访问功能实现为远程或本地服务。远程访问功能是通过标准远程过程调用接口提供的服务。本地访问函数是随查询解析器提供的函数。通过使用存储在分布式目录服务中的元数据加载本地访问功能,可以将本地访问功能应用于各种索引和数据检索任务。当查询解析器的资源不足以支持访问功能时,远程访问功能优于本地访问功能。如果数据所有者的访问功能使用专有信息或算法,出于隐私原因,他们也可以选择提供远程访问功能。尽可能首选本地函数,因为它们在解析器缓存中高度复制。通过将活动目录的资源直接提供给用户,它们可以减少系统和网络负载。

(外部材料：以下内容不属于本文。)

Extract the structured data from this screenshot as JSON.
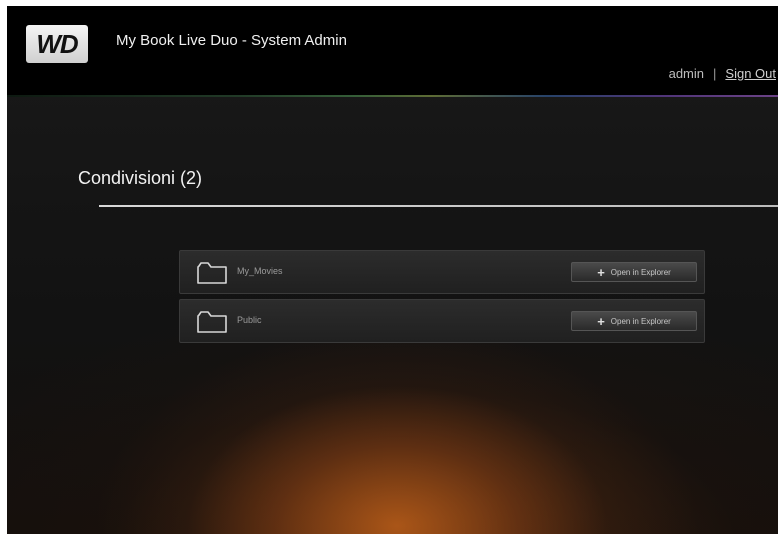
{
  "header": {
    "logo_text": "WD",
    "title": "My Book Live Duo - System Admin",
    "username": "admin",
    "separator": "|",
    "sign_out_label": "Sign Out"
  },
  "shares": {
    "title": "Condivisioni (2)",
    "items": [
      {
        "name": "My_Movies",
        "icon": "folder-icon",
        "action_label": "Open in Explorer",
        "action_icon": "plus-icon"
      },
      {
        "name": "Public",
        "icon": "folder-icon",
        "action_label": "Open in Explorer",
        "action_icon": "plus-icon"
      }
    ]
  },
  "colors": {
    "header_bg": "#000000",
    "page_bg": "#151515",
    "glow": "#be5f19"
  }
}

Remote access functions are simple to add to Nomenclator and local access functions are simple to apply to new data repositories, because the active catalog provides "referrals" that describe the conditions for using access functions. For simplicity, this document describes referral techniques for exact matching of query strings. Extensions to these techniques in Nomenclator support matching query strings that contain wildcards or word-based matching of query strings in the style of the CCSO services.

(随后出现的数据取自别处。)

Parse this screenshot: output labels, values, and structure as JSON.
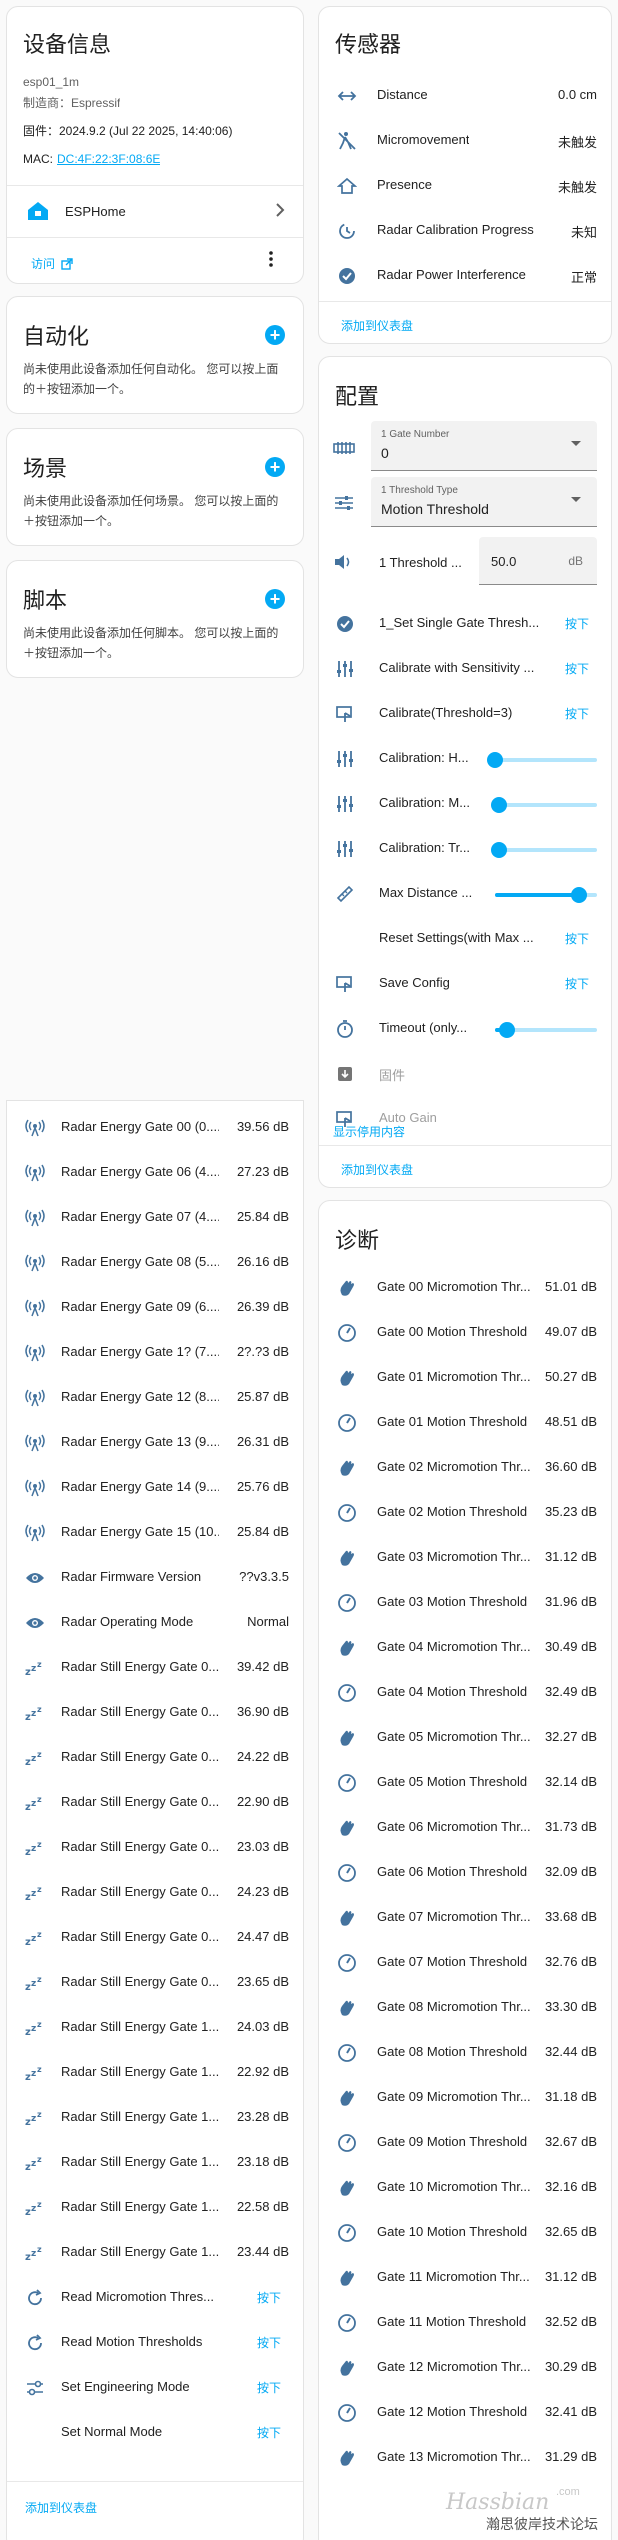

远程访问函数很容易添加到命名器,而本地访问函数很容易应用到新的数据存储库,因为活动目录提供了描述访问函数使用条件的“参考”。为了简单起见,本文描述了查询字符串精确匹配的引用技术。Nomenclator中对这些技术的扩展支持匹配包含通配符的查询字符串,或者以CCSO服务的样式对查询字符串进行基于单词的匹配。

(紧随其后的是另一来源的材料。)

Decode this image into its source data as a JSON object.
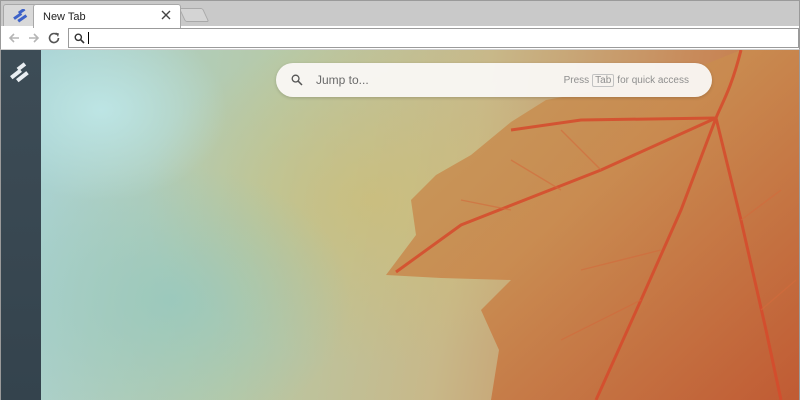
{
  "browser": {
    "active_tab_title": "New Tab",
    "address_value": ""
  },
  "icons": {
    "app_tab": "app-logo-icon",
    "tab_close": "close-icon",
    "back": "arrow-left-icon",
    "forward": "arrow-right-icon",
    "reload": "reload-icon",
    "omnibox": "search-icon",
    "sidebar": "app-logo-icon",
    "jump": "search-icon"
  },
  "jump_bar": {
    "placeholder": "Jump to...",
    "hint_prefix": "Press",
    "hint_key": "Tab",
    "hint_suffix": "for quick access"
  },
  "colors": {
    "sidebar": "#3d4c56",
    "logo_blue": "#3e63c9",
    "leaf": "#c6663a"
  }
}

Each referral contains a template and a list of references to access functions. The template is a conjunctive selection predicate that describes the scope of the access functions. Conjunctive queries that are within the scope of the template can be answered with the referral. When a template contains a wildcard value ("*") for an attribute, the attribute must be present in any queries that are processed by the referral. The system follows the following rule:

每个引用都包含一个模板和访问函数的引用列表。模板是一个连接选择谓词,用于描述访问函数的范围。模板范围内的连词查询可以通过引用来回答。当模板包含属性的通配符值(“*”)时,该属性必须出现在引用处理的任何查询中。系统遵循以下规则:

Query Coverage Rule:

查询覆盖率规则:

If the set of tuples satisfying the selection predicate in a query is covered by (is a subset of) the set of tuples satisfying the template, then the query can be answered by the access functions in the reference list of the referral.

如果查询中满足选择谓词的元组集被满足模板的元组集覆盖(是其子集),则查询可以由引用的引用列表中的访问函数来回答。

For example, the query below:

例如,下面的查询:

     select * from People where country = "US" and surname = "Ordille";
        
     select * from People where country = "US" and surname = "Ordille";
        

is covered by the following templates in Lines (1) through (3), but not by the templates in Lines (4) and (5):

第(1)行至第(3)行中的以下模板涵盖,但第(4)行和第(5)行中的模板不涵盖:

      (1) country = "US" and surname = "*"
        
      (1) country = "US" and surname = "*"
        

(2) country = "US" and surname = "Ordille"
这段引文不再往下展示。